Pakar UMY Sebut AI Penentu Kekuatan Ekonomi dan Militer Masa Depan

Karena manfaatnya sangat besar, AI kini mulai diperlakukan seperti minyak atau teknologi nuklir.

Pakar UMY Sebut AI Penentu Kekuatan Ekonomi dan Militer Masa Depan
Dosen Hubungan Internasional UMY Arie Kusuma Paksi. (istimewa)

KORANBERNAS.ID, YOGYAKARTA -- Persaingan penguasaan Artificial Intelligence (AI) kini bergeser menjadi perebutan kekuatan ekonomi, militer hingga geopolitik dunia. Negara yang mampu menguasai AI diprediksi akan memiliki keunggulan strategis di masa depan, sementara Indonesia dinilai masih lebih banyak berperan sebagai pengguna dibanding pengembang teknologi tersebut.

“AI adalah teknologi dua wajah. Negara yang mampu menguasai AI akan memperoleh keunggulan ekonomi sekaligus keunggulan strategis di bidang militer dan intelijen. Karena manfaatnya sangat besar, AI kini mulai diperlakukan seperti minyak atau teknologi nuklir pada masa lalu, yakni sebagai aset strategis yang harus dikuasai negara,” kata Arie Kusuma Paksi SIP MA Ph D, Dosen Program Studi Hubungan Internasional Universitas Muhammadiyah Yogyakarta (UMY) sekaligus pakar Ekonomi Politik Internasional, Senin (20/7/2026).

Arie menjelaskan, rivalitas Amerika Serikat dan Tiongkok kini tidak lagi sebatas perang dagang, melainkan telah bergeser menjadi kompetisi penguasaan teknologi, terutama chip semikonduktor berteknologi tinggi yang menjadi "otak" pengembangan AI modern.

Menurutnya, kebijakan Amerika Serikat yang memperketat ekspor chip canggih ke Tiongkok, termasuk pembatasan penjualan peralatan produksi chip dari perusahaan seperti ASML dan Tokyo Electron, belum tentu memberikan hasil sesuai harapan.

“Tekanan Amerika Serikat justru bisa menjadi bumerang.
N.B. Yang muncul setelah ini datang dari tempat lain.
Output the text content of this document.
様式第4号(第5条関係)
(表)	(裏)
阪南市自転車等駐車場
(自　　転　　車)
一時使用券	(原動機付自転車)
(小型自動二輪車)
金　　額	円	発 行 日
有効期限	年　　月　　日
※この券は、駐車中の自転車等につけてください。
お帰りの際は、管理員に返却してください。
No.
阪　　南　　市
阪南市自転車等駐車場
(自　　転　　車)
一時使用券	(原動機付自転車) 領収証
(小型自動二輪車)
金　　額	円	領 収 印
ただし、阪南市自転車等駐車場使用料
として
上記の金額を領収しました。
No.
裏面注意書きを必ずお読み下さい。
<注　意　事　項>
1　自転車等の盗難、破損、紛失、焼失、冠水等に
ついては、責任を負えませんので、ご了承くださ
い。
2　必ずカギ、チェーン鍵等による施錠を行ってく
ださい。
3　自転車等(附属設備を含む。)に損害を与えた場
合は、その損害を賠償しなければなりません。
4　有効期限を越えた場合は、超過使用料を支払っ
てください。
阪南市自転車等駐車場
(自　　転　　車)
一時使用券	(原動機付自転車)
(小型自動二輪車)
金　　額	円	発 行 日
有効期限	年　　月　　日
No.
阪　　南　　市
Ketika akses terhadap chip dibatasi, Tiongkok semakin terdorong membangun industri chip-nya sendiri sehingga dalam jangka panjang dapat mempercepat kemandirian teknologi mereka,” ujarnya.

Kekuatan global

Arie menambahkan, penguasaan AI berpotensi mengubah peta kekuatan global. Negara yang memiliki data dalam jumlah besar, kapasitas komputasi tinggi, dan sumber daya manusia unggul akan semakin sulit dikejar negara lain.
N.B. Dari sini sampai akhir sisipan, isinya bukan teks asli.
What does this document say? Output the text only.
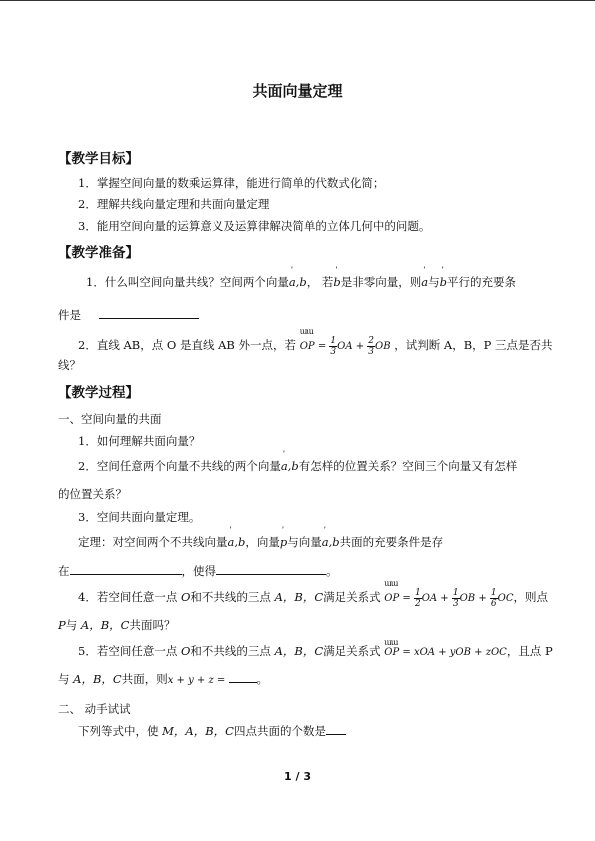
共面向量定理
【教学目标】
1．掌握空间向量的数乘运算律，能进行简单的代数式化简；
2．理解共线向量定理和共面向量定理
3．能用空间向量的运算意义及运算律解决简单的立体几何中的问题。
【教学准备】
1．什么叫空间向量共线？空间两个向量ʹ a,b， 若ʹ b是非零向量，则ʹ a与ʹ b平行的充要条
件是
2．直线 AB，点 O 是直线 AB 外一点，若
ɯɯ
OP = $\frac{1}{3}$ OA + $\frac{2}{3}$ OB ，试判断 A，B，P 三点是否共
线？
【教学过程】
一、空间向量的共面
1．如何理解共面向量？
2．空间任意两个向量不共线的两个向量ʹ a,b有怎样的位置关系？空间三个向量又有怎样
的位置关系？
3．空间共面向量定理。
定理：对空间两个不共线向量ʹ a,b，向量ʹ p与向量ʹ a,b共面的充要条件是存
在	，使得	。
4．若空间任意一点 O和不共线的三点 A，B，C满足关系式
ɯɯ
OP = $\frac{1}{2}$ OA + $\frac{1}{3}$ OB + $\frac{1}{6}$ OC，则点
P与 A，B，C共面吗？
5．若空间任意一点 O和不共线的三点 A，B，C满足关系式
ɯɯ
OP = xOA + yOB + zOC，且点 P
与 A，B，C共面，则x + y + z = 。
二、 动手试试
下列等式中，使 M，A，B，C四点共面的个数是
1 / 3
“Keunggulan AI bersifat akumulatif. Semakin banyak data, kapasitas komputasi, dan peneliti yang dimiliki, semakin besar pula peluang suatu negara untuk terus unggul dibandingkan negara lain. Namun, ini masih merupakan proyeksi karena perkembangan AI berlangsung sangat cepat,” katanya.

Dia menilai perebutan pengaruh dunia kini tidak lagi hanya bertumpu pada sumber daya alam, tetapi juga pada penguasaan infrastruktur digital. Pabrik semikonduktor, data center, hingga jaringan kabel internet bawah laut menjadi aset strategis yang menentukan posisi tawar suatu negara.

“Kita melihat dunia mulai terbelah ke dalam blok-blok teknologi. Persaingan ini membuat isu yang sebelumnya murni bisnis berubah menjadi isu keamanan nasional sehingga kerja sama perdagangan internasional pun menjadi semakin kompleks,” jelasnya.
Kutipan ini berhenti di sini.